REPUBLIKA.CO.ID, JAKARTA-- Wakil Ketua Komisi Pemberantasan Korupsi (KPK) Busyro Muqoddas mengatakan, permintaan Asosiasi Pemerintah Provinsi Seluruh Indonesia (APPSI) kepada Presiden Jokowi tidak masuk akal. Pemanggilan kepala daerah yang harus menunggu pengawasan internal pemerintah dinilai hanya akan membuat proses hukum berbelit-belit.
Menurutnya, dari sudut kepentingan penyelidikan dan penyidikan, hal itu justru akan memperlambat proses hukum yang berjalan terhadap yang bersangkutan. Permintaan itu juga berpotensi besar bagi seseorang untuk menghilangkan bukti-bukti.
"Jadi tidak ada alasan yang reasonable (masuk akal), tidak ada argumen yang logis," katanya di Jakarta, Rabu (26/11).
Menurutnya, pernyataan itu terkesan tidak jernih, tidak tegas dan tidak jelas. Busyro curiga, hal itu diungkapkan sengaja untuk membuat opini yang justru mendelegitimasi proses-proses penegakan hukum itu sendiri dengan mengambil momentum pertemuan dengan presiden.
Busyro meminta Presiden Jokowi menolak usulan APPSI. Menurutnya, pemerintah bisa disebut efektif jika sistem birokrasinya tidak berbelit-belit. Pernyataan yang disampaikan APPSI dalam pertemuan dengan Presiden justru menegaskan cara berpikir yang melingkar-lingkar. Oleh karena itu, dia meminta Presiden Jokowi untuk konsisten dalam hal ini.
"Sebaiknya presiden Jokowi konsisten saja, karena itu membuat mata rantai birokrasi tidak efisien," katanya.

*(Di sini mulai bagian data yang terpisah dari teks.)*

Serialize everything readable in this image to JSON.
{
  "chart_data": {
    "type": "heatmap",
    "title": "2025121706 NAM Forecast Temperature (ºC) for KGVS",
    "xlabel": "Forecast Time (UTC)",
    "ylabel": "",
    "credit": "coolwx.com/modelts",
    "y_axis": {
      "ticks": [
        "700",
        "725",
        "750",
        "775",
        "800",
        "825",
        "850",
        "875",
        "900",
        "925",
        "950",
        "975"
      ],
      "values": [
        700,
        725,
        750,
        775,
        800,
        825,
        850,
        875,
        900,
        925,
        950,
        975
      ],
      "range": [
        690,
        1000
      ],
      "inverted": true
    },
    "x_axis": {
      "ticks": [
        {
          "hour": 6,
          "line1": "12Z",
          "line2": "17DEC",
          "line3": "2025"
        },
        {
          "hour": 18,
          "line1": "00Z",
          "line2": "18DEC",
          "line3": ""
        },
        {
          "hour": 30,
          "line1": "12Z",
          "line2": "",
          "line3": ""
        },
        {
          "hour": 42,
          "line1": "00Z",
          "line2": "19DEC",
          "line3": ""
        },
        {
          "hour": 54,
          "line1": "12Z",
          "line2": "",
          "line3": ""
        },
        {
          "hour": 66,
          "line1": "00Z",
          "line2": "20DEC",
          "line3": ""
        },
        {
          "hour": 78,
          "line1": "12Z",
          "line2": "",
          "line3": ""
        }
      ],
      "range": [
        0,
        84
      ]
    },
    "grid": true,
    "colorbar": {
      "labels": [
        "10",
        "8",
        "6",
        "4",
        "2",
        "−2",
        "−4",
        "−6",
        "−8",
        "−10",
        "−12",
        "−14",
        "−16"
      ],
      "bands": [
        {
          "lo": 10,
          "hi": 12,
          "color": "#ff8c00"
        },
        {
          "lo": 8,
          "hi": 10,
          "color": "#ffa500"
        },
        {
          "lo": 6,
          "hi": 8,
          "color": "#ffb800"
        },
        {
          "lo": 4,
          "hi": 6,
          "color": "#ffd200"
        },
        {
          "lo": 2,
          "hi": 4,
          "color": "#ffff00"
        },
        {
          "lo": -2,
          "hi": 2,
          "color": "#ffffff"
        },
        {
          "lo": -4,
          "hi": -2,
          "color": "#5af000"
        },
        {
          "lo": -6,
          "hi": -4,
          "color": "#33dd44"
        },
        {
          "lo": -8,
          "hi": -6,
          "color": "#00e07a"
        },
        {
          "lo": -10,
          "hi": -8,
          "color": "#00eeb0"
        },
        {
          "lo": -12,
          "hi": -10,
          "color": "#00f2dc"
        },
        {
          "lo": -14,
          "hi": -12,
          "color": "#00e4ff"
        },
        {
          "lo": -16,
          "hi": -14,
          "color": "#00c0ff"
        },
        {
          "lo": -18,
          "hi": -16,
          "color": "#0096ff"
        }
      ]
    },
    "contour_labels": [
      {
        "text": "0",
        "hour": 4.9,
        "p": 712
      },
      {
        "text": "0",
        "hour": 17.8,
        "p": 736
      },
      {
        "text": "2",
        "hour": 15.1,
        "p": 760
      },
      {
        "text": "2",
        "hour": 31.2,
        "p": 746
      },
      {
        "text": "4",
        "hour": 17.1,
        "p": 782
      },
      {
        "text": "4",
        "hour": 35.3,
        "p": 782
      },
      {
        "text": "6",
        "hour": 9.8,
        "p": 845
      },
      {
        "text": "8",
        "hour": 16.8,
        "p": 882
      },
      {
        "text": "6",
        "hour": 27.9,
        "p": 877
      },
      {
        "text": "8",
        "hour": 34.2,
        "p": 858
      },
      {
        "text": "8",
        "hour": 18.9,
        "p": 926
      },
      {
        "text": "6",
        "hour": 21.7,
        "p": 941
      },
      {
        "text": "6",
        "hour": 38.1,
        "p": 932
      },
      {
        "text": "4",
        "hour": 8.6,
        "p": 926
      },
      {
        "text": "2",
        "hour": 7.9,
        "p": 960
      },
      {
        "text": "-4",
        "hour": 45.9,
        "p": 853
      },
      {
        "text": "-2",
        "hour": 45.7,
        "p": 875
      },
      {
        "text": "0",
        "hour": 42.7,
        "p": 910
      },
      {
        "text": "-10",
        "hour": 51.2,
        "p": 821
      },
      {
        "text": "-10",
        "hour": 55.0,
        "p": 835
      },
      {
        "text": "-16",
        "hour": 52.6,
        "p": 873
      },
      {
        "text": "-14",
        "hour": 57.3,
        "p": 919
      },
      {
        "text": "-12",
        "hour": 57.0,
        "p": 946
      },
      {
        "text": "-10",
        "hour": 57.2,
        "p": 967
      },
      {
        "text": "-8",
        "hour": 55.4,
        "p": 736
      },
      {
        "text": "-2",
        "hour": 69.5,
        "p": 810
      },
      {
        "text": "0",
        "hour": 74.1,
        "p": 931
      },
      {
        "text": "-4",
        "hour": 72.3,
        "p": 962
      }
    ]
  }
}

Sebelumnya, Presiden Jokowi sepakat dengan APPSI. Penegak hukum yang ingin memanggil kepala daerah harus menunggu proses pengawasan internal pemerintah selesai. Menurutnya, ada tahapan yang harus dilalui sebelum penegak hukum memanggil kepala daerah untuk diperiksa. Tahapan tersebut termasuk pemeriksaan oleh Badan Pengawas Keuangan, Badan Pengawasan Keuangan dan Pembangunan, dan Aparat Pengawas Internal Pemerintah.